Воейков в своей коннозаводской деятельности совершил три роковые ошибки: односторонне увлекся «чистейшими», из-за своей скупости не кормил и плохо воспитывал лошадей, неудачно избрал советников и руководителей. Жена Воейкова, Мария Владимировна, давно разочаровалась в талантах своего мужа и поставила крест на заводе. Она без труда согласилась на его продажу. Когда об этом узнала Мария Михайловна Голицына, она пришла в ужас от одной мысли, что может быть продан знаменитый Лопандинский завод. Она решила узнать, в чем дело и в каком состоянии находится завод, а когда ей об этом сообщили, она согласилась на его продажу с условием, чтобы завод целиком был продан в одни руки и обязательно коннозаводчику, а не барышнику. Воейков выполнил это условие, и все гнездо маток попало ко мне. Я слышал, что между М.М. Голицыной и А.Н. Воейковым по поводу продажи завода произошла очень тяжелая сцена.

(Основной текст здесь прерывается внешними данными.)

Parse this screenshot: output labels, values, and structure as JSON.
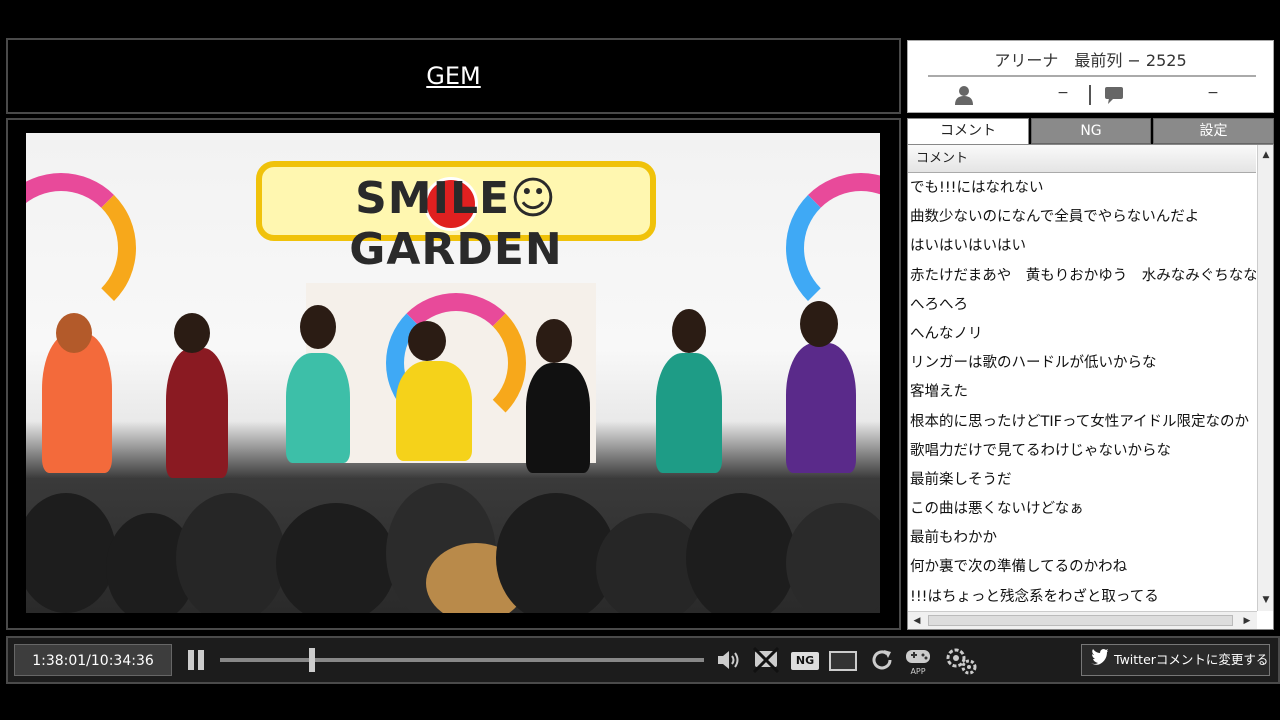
{
  "program": {
    "title": "GEM"
  },
  "channel": {
    "title": "アリーナ　最前列 − 2525",
    "viewer_count": "−",
    "comment_count": "−"
  },
  "tabs": [
    "コメント",
    "NG",
    "設定"
  ],
  "comment_list": {
    "header": "コメント",
    "comments": [
      "でも!!!にはなれない",
      "曲数少ないのになんで全員でやらないんだよ",
      "はいはいはいはい",
      "赤たけだまあや　黄もりおかゆう　水みなみぐちなな",
      "へろへろ",
      "へんなノリ",
      "リンガーは歌のハードルが低いからな",
      "客増えた",
      "根本的に思ったけどTIFって女性アイドル限定なのか",
      "歌唱力だけで見てるわけじゃないからな",
      "最前楽しそうだ",
      "この曲は悪くないけどなぁ",
      "最前もわかか",
      "何か裏で次の準備してるのかわね",
      "!!!はちょっと残念系をわざと取ってる"
    ]
  },
  "player": {
    "time_display": "1:38:01/10:34:36",
    "ng_label": "NG",
    "app_label": "APP",
    "twitter_button_label": "Twitterコメントに変更する",
    "seek_progress": 0.19
  },
  "video": {
    "sign_text": "SMILE☺GARDEN"
  },
  "icons": {
    "viewer": "person-icon",
    "comment": "speech-bubble-icon",
    "pause": "pause-icon",
    "volume": "speaker-icon",
    "comment_toggle": "comment-off-icon",
    "screen": "screen-icon",
    "reload": "reload-icon",
    "app": "gamepad-icon",
    "settings": "gears-icon",
    "twitter": "twitter-bird-icon"
  },
  "colors": {
    "background": "#000000",
    "tab_inactive": "#8a8a8a",
    "panel": "#ffffff"
  }
}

Перехожу к впечатлениям от моей поездки в Лопандино и в Радогощь. Была одна причина, которая меня особенно влекла в Лопандино. Я имел сведения, что в Лопандине сосредоточены портреты лошадей целых четырех коннозаводских семейств, и каких! Голицынского, пашковского, воейковского и апраксинского! Было от чего голове закружиться… Мне хотелось как можно скорее ознакомиться с этим удивительным собранием, равного которому не было в то время ни у кого в России. При том интересе, который я всегда проявлял к иконографии орловской породы, этих портретов в Лопандине было совершенно достаточно, чтобы я предпринял самостоятельное путешествие, а мне еще предстояло и личное знакомство с Воейковым, и осмотр знаменитого завода. Я предвкушал ряд удовольствий, которые повторяются в жизни нечасто.

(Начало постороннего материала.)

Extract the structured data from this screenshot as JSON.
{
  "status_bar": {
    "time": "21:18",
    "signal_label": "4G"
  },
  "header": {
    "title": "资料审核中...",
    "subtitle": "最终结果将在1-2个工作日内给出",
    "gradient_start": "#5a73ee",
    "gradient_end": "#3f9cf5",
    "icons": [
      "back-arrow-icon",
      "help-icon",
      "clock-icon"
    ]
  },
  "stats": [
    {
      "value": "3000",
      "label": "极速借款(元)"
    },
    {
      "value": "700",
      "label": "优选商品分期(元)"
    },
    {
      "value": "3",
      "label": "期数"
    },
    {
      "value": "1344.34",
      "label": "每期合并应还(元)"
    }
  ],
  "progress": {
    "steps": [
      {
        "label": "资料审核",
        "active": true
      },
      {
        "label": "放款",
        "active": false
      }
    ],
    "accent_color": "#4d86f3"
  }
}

Портреты этих четырех коннозаводских семейств сосредоточились в одних руках – у М.В. Воейковой. Голицынские портреты принадлежали ее отцу, князю В.Д. Голицыну, пашковские достались ей от матери, воейковские – благодаря мужу, а апраксинские – благодаря родству Апраксиных с Пашковыми. Наши коннозаводчики не интересовались портретами, а потому никто из них не мог мне сказать, какие именно лошади были изображены на этих портретах. Вот почему, когда я ехал в Лопандино, моим мечтам не было конца. Однако им не суждено было осуществиться.
Когда я впервые переступил порог голицынского дворца, я сейчас же бросил взгляд вокруг себя. Вскоре мое любопытство было вполне удовлетворено: в гостиной я увидел большой превосходный портрет кисти Сверчкова. Это был знаменитый Непобедимый-Молодец 2-й в дрожках на полном ходу. Портрет был замечательный, он и сейчас стоит у меня перед глазами. Я долго любовался портретом и затем спросил Воейкова, где же остальные. Он мне ответил, что портреты находятся в их петербургской квартире. Трудно описать мое огорчение, но пришлось смириться и отложить осмотр до другого раза. Однако ни в другой раз, ни когда-либо еще мне не суждено было увидеть эти замечательные портреты. Когда я приехал к Воейковым в Петербурге, оказалось, что портреты отправлены в Лопандино. Когда же я вновь попал в Лопандино, портретов там опять не было, ибо они отсырели в новом доме и были отправлены для реставрации в Москву. Так мне не везло с этим интереснейшим собранием. Купив завод Воейковой, я без труда купил заглазно и все портреты, но вскоре получил любезное письмо от А.Н. Воейкова, в котором он просил меня освободить его от слова и сообщал, что портреты продать не может: против этого восстала княгиня Голицына, пожелавшая, чтобы семейные реликвии перешли к сыну Воейкова. Желание светлейшей княгини было для нас законом, и я с грустью отказался от портретов. Где находится ныне это собрание портретов, мне неизвестно. Возможно, все они погибли.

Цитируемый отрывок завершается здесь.